Rien de nouveau sous le soleil : un mec coincé intello (interprète) s’amourache d’une gentille célébrité «cinglée », hantée par un lourd passé, qu’il faudra pas moins de 12 épisodes pour nous expliquer. Bon Mlle Go se débrouille pas mal dans ses 2 compositions. Je la préfère dans son personnage d’excentrique Do Ra Mi, même physiquement, parce que la version poupée archi lisse aux lèvres gloss framboise et aux yeux sans vie, je n’en pouvais plus.
L’acteur principal est très fade à mon goût. C’est peut-être le rôle qui veut ça mais j’ai 100 fois préféré son « concurrent » japonais, un peu plus relevé.
Point positif : l’image est belle: on voit du pays, on se promène du Japon, au Canada et Italie, il y a de beaux décors carte postale, beaucoup de gentils, des (petits) méchants et l’héroïne nous fait un défilé Chanel façon Fashion week (avec en prime un ridicule bonnet ciglé vers l’épisode 5). C’était plus discret niveau sponsors quand les séries nous casaient 2 scènes de suçotage de Ko-pi-ko.

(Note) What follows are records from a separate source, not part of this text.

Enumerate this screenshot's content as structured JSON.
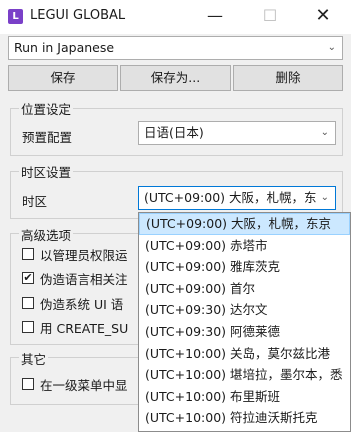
{
  "window": {
    "title": "LEGUI GLOBAL",
    "app_icon_letter": "L",
    "minimize": "—",
    "maximize": "☐",
    "close": "✕"
  },
  "profile_select": {
    "value": "Run in Japanese",
    "arrow": "⌄"
  },
  "buttons": {
    "save": "保存",
    "save_as": "保存为...",
    "delete": "删除"
  },
  "location": {
    "group_label": "位置设定",
    "preset_label": "预置配置",
    "preset_value": "日语(日本)",
    "arrow": "⌄"
  },
  "timezone": {
    "group_label": "时区设置",
    "field_label": "时区",
    "current_value": "(UTC+09:00) 大阪，札幌，东",
    "arrow": "⌄",
    "options": [
      "(UTC+09:00) 大阪，札幌，东京",
      "(UTC+09:00) 赤塔市",
      "(UTC+09:00) 雅库茨克",
      "(UTC+09:00) 首尔",
      "(UTC+09:30) 达尔文",
      "(UTC+09:30) 阿德莱德",
      "(UTC+10:00) 关岛，莫尔兹比港",
      "(UTC+10:00) 堪培拉，墨尔本，悉",
      "(UTC+10:00) 布里斯班",
      "(UTC+10:00) 符拉迪沃斯托克"
    ]
  },
  "advanced": {
    "group_label": "高级选项",
    "options": [
      {
        "label": "以管理员权限运",
        "checked": false
      },
      {
        "label": "伪造语言相关注",
        "checked": true
      },
      {
        "label": "伪造系统 UI 语",
        "checked": false
      },
      {
        "label": "用 CREATE_SU",
        "checked": false
      }
    ]
  },
  "other": {
    "group_label": "其它",
    "options": [
      {
        "label": "在一级菜单中显",
        "checked": false
      }
    ]
  }
}
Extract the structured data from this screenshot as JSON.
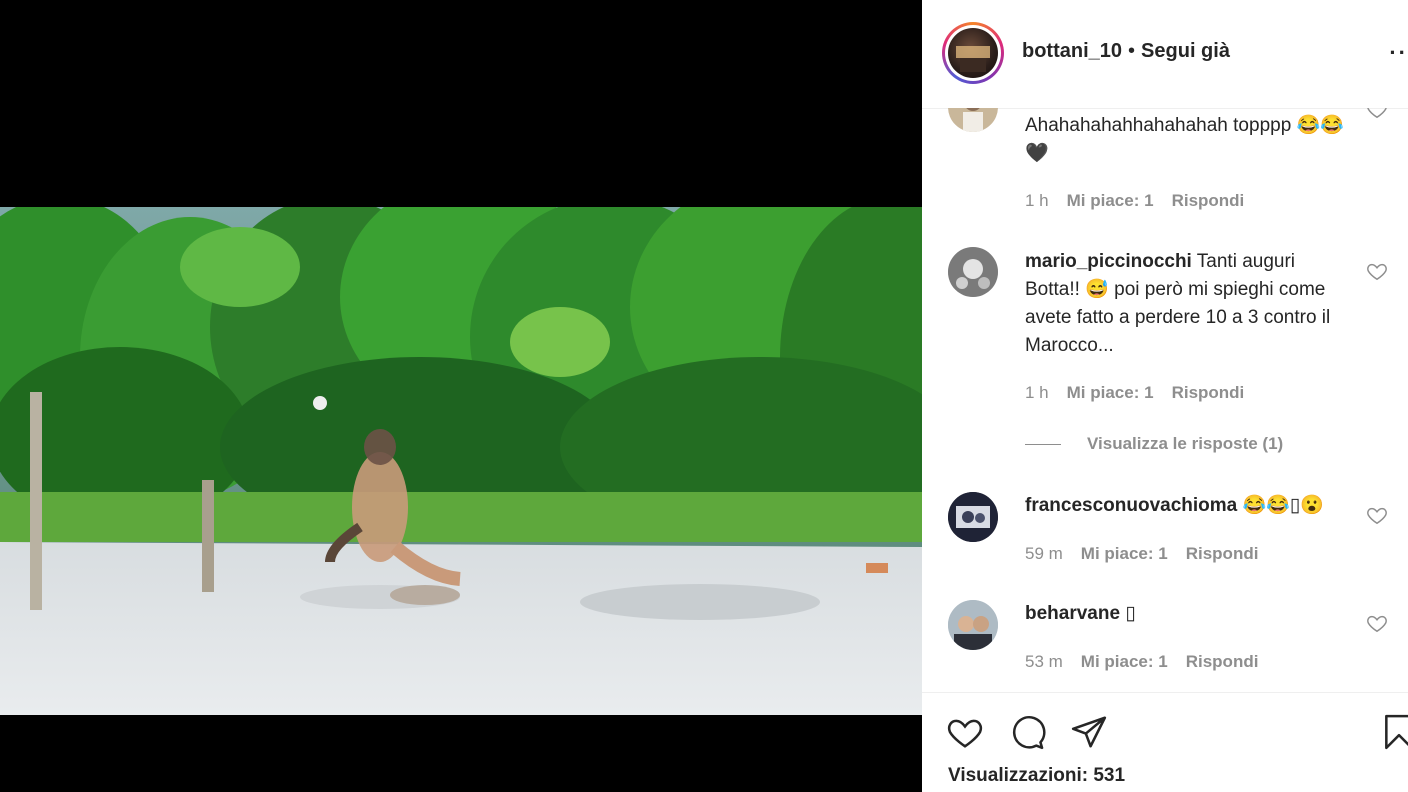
{
  "post": {
    "username": "bottani_10",
    "separator": "•",
    "follow_status": "Segui già",
    "more": "··"
  },
  "comments": [
    {
      "username": "",
      "text": "Ahahahahahhahahahah topppp 😂😂🖤",
      "time": "1 h",
      "likes": "Mi piace: 1",
      "reply": "Rispondi"
    },
    {
      "username": "mario_piccinocchi",
      "text": "Tanti auguri Botta!! 😅 poi però mi spieghi come avete fatto a perdere 10 a 3 contro il Marocco...",
      "time": "1 h",
      "likes": "Mi piace: 1",
      "reply": "Rispondi",
      "view_replies": "Visualizza le risposte (1)"
    },
    {
      "username": "francesconuovachioma",
      "text": "😂😂▯😮",
      "time": "59 m",
      "likes": "Mi piace: 1",
      "reply": "Rispondi"
    },
    {
      "username": "beharvane",
      "text": "▯",
      "time": "53 m",
      "likes": "Mi piace: 1",
      "reply": "Rispondi"
    }
  ],
  "footer": {
    "views": "Visualizzazioni: 531"
  },
  "icons": {
    "like": "heart-icon",
    "comment": "comment-icon",
    "share": "paper-plane-icon",
    "save": "bookmark-icon"
  }
}
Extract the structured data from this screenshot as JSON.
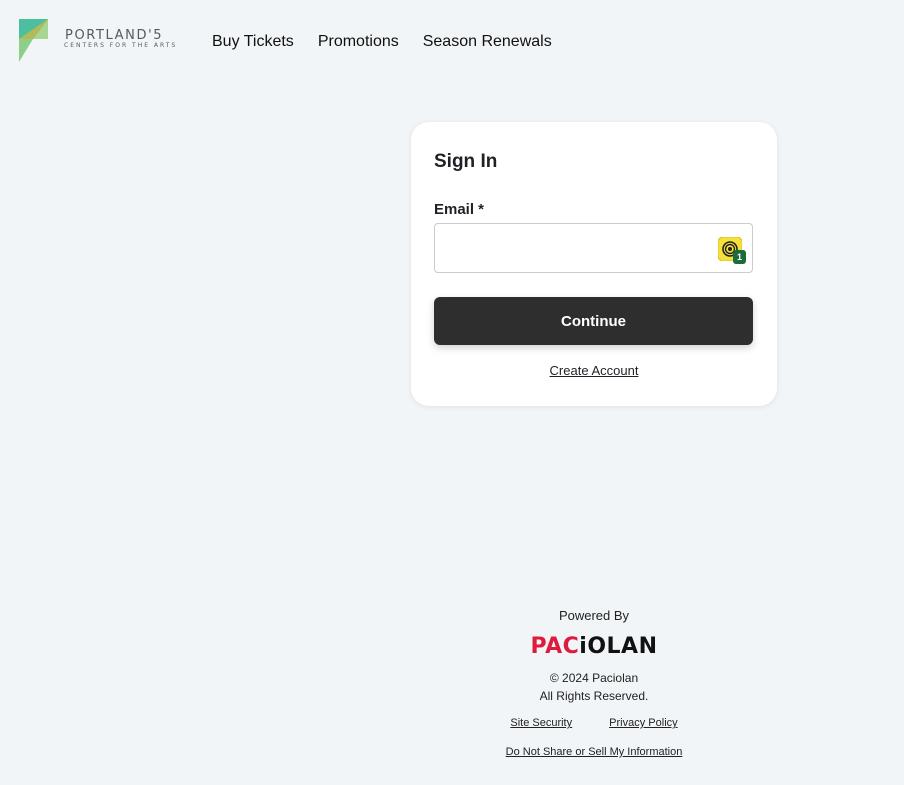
{
  "header": {
    "logo": {
      "main_text": "PORTLAND'5",
      "sub_text": "CENTERS FOR THE ARTS",
      "colors": [
        "#4cbf9f",
        "#8fcf8a",
        "#c9b84a"
      ]
    },
    "nav": [
      {
        "label": "Buy Tickets"
      },
      {
        "label": "Promotions"
      },
      {
        "label": "Season Renewals"
      }
    ]
  },
  "signin": {
    "title": "Sign In",
    "email_label": "Email *",
    "email_value": "",
    "email_placeholder": "",
    "password_manager_badge": "1",
    "continue_label": "Continue",
    "create_account_label": "Create Account"
  },
  "footer": {
    "powered_by": "Powered By",
    "brand_red": "PAC",
    "brand_black": "iOLAN",
    "brand_color": "#e01a3c",
    "copyright": "© 2024 Paciolan",
    "rights": "All Rights Reserved.",
    "links": [
      {
        "label": "Site Security"
      },
      {
        "label": "Privacy Policy"
      }
    ],
    "do_not_sell": "Do Not Share or Sell My Information"
  }
}
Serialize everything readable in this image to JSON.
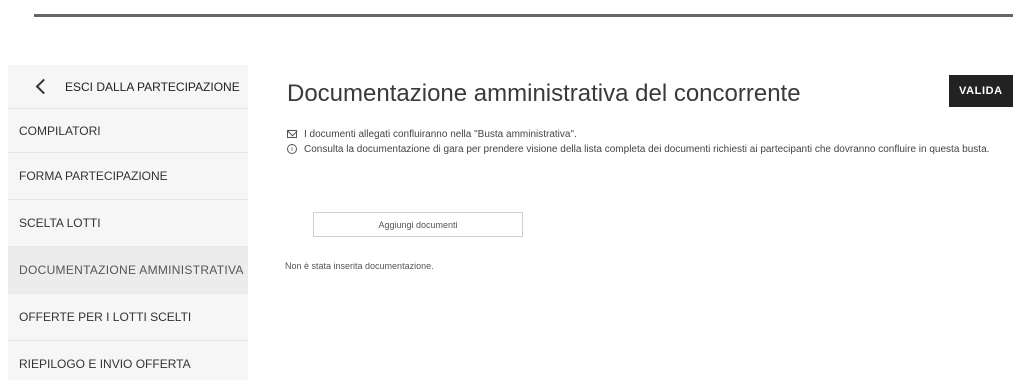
{
  "sidebar": {
    "exit_label": "ESCI DALLA PARTECIPAZIONE",
    "items": [
      {
        "label": "COMPILATORI"
      },
      {
        "label": "FORMA PARTECIPAZIONE"
      },
      {
        "label": "SCELTA LOTTI"
      },
      {
        "label": "DOCUMENTAZIONE AMMINISTRATIVA"
      },
      {
        "label": "OFFERTE PER I LOTTI SCELTI"
      },
      {
        "label": "RIEPILOGO E INVIO OFFERTA"
      }
    ]
  },
  "main": {
    "title": "Documentazione amministrativa del concorrente",
    "valida_label": "VALIDA",
    "info_mail": "I documenti allegati confluiranno nella \"Busta amministrativa\".",
    "info_note": "Consulta la documentazione di gara per prendere visione della lista completa dei documenti richiesti ai partecipanti che dovranno confluire in questa busta.",
    "add_button_label": "Aggiungi documenti",
    "empty_message": "Non è stata inserita documentazione."
  },
  "icons": {
    "exit": "chevron-left-icon",
    "mail": "envelope-icon",
    "info": "info-icon"
  }
}
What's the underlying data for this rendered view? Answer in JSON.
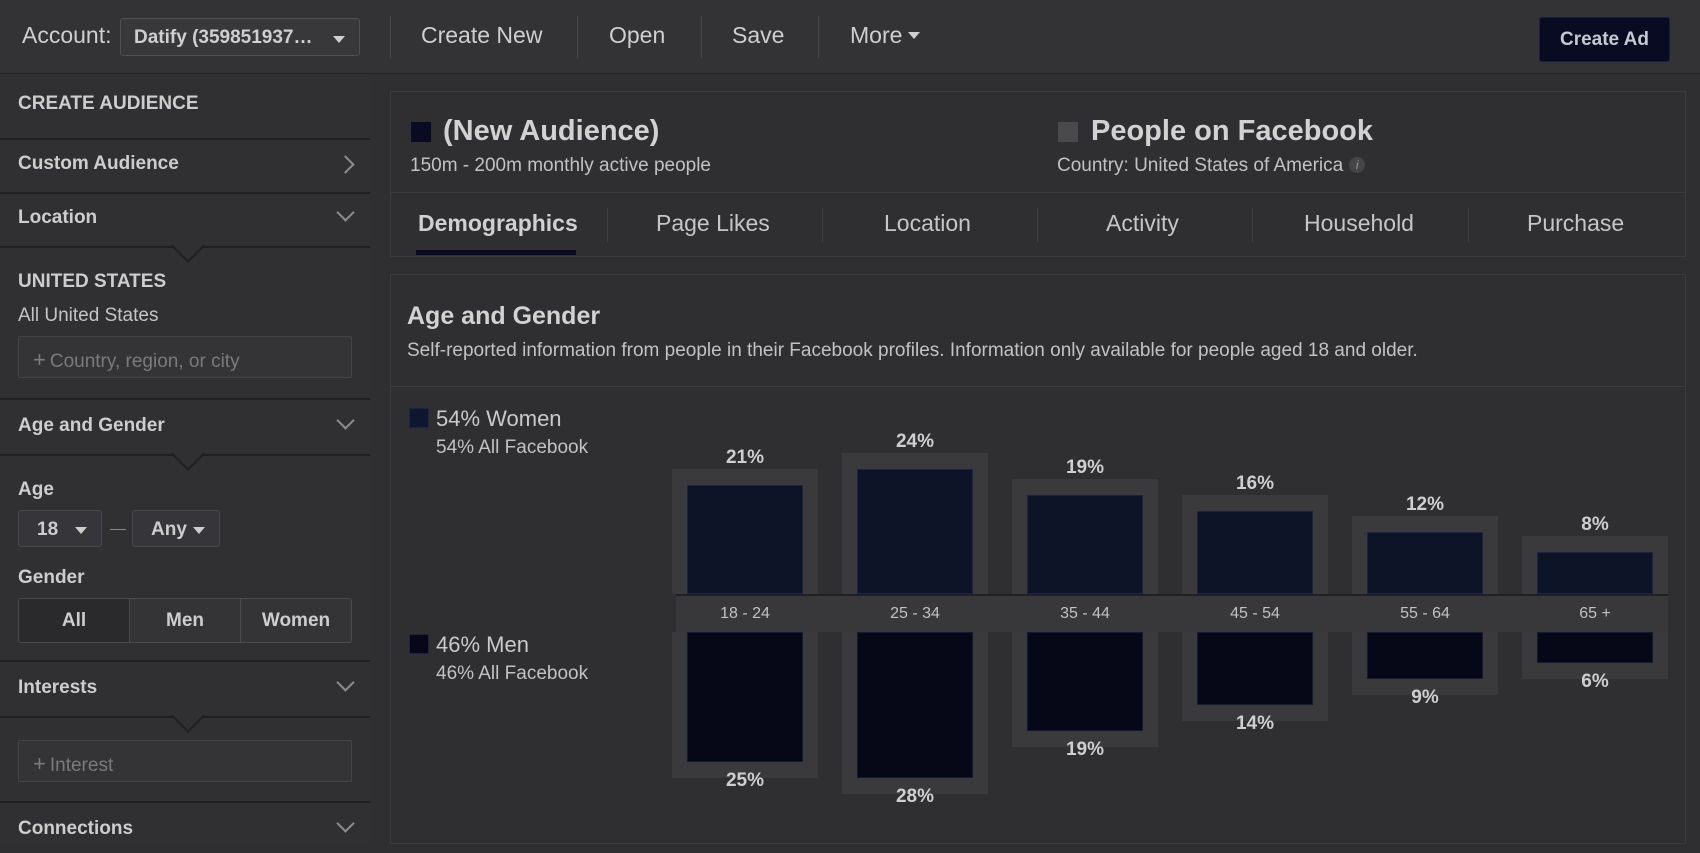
{
  "toolbar": {
    "account_label": "Account:",
    "account_value": "Datify (359851937…",
    "create_new": "Create New",
    "open": "Open",
    "save": "Save",
    "more": "More",
    "create_ad": "Create Ad"
  },
  "sidebar": {
    "header": "CREATE AUDIENCE",
    "custom_audience": "Custom Audience",
    "location": "Location",
    "country_heading": "UNITED STATES",
    "country_detail": "All United States",
    "location_placeholder": "Country, region, or city",
    "age_gender": "Age and Gender",
    "age_label": "Age",
    "age_min": "18",
    "age_max": "Any",
    "gender_label": "Gender",
    "gender_options": [
      "All",
      "Men",
      "Women"
    ],
    "gender_selected": "All",
    "interests": "Interests",
    "interest_placeholder": "Interest",
    "connections": "Connections"
  },
  "audience": {
    "title": "(New Audience)",
    "size": "150m - 200m monthly active people",
    "compare_title": "People on Facebook",
    "compare_detail": "Country: United States of America"
  },
  "tabs": [
    "Demographics",
    "Page Likes",
    "Location",
    "Activity",
    "Household",
    "Purchase"
  ],
  "active_tab": "Demographics",
  "section": {
    "title": "Age and Gender",
    "description": "Self-reported information from people in their Facebook profiles. Information only available for people aged 18 and older."
  },
  "legend": {
    "women_main": "54% Women",
    "women_sub": "54% All Facebook",
    "men_main": "46% Men",
    "men_sub": "46% All Facebook"
  },
  "colors": {
    "audience_swatch": "#080b22",
    "facebook_swatch": "#4a4a4d",
    "women_bar": "#0d1428",
    "men_bar": "#060818"
  },
  "chart_data": {
    "type": "bar",
    "categories": [
      "18 - 24",
      "25 - 34",
      "35 - 44",
      "45 - 54",
      "55 - 64",
      "65 +"
    ],
    "series": [
      {
        "name": "Women",
        "values": [
          21,
          24,
          19,
          16,
          12,
          8
        ],
        "labels": [
          "21%",
          "24%",
          "19%",
          "16%",
          "12%",
          "8%"
        ]
      },
      {
        "name": "Men",
        "values": [
          25,
          28,
          19,
          14,
          9,
          6
        ],
        "labels": [
          "25%",
          "28%",
          "19%",
          "14%",
          "9%",
          "6%"
        ]
      }
    ],
    "unit": "%"
  }
}
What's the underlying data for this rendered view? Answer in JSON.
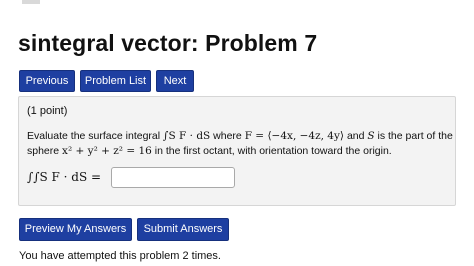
{
  "header": {
    "title": "sintegral vector: Problem 7"
  },
  "nav": {
    "previous_label": "Previous",
    "problem_list_label": "Problem List",
    "next_label": "Next"
  },
  "problem": {
    "points": "(1 point)",
    "statement_text_1": "Evaluate the surface integral",
    "statement_text_2": "where",
    "statement_text_3": "and",
    "statement_text_4": "is the part of the",
    "statement_text_5": "sphere",
    "statement_text_6": "in the first octant, with orientation toward the origin.",
    "integral_expr": "∫S F · dS",
    "F_def": "F = ⟨−4x, −4z, 4y⟩",
    "S_symbol": "S",
    "sphere_eq": "x² + y² + z² = 16",
    "answer_label": "∫∫S F · dS =",
    "answer_value": ""
  },
  "actions": {
    "preview_label": "Preview My Answers",
    "submit_label": "Submit Answers"
  },
  "status": {
    "attempts_text": "You have attempted this problem 2 times."
  }
}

Les premiers épisodes de tournage à l’étranger sont les plus réussis je trouve, ensuite ça s’enlise.
Bref, il n’y a rien de vraiment désagréable dans cette série mais on n’en ressort pas grand chose. Il faut attendre le dernier épisode pour que l’héroïne sache utiliser une app de traduction sur son mobile. Bienvenue en 2025, et oui un interprète en chair et en os, c’est du passé. Il aurait fallu situer la série dans les années 90 pour gagner en crédibilité mais c’est un détail.
Dernier reproche et non des moindres : j’ai eu un vrai problème avec les dialogues entre les 2 « héros ». Ça ne voulait rien dire. Je ne sais pas si ce sont les sous-titres qui n’étaient pas bons mais comme un homme politique, ça parle, ça fait des belles phrases, mais au final il n’en ressort rien, voir pire : on n’a rien compris. C’était franchement dérangeant.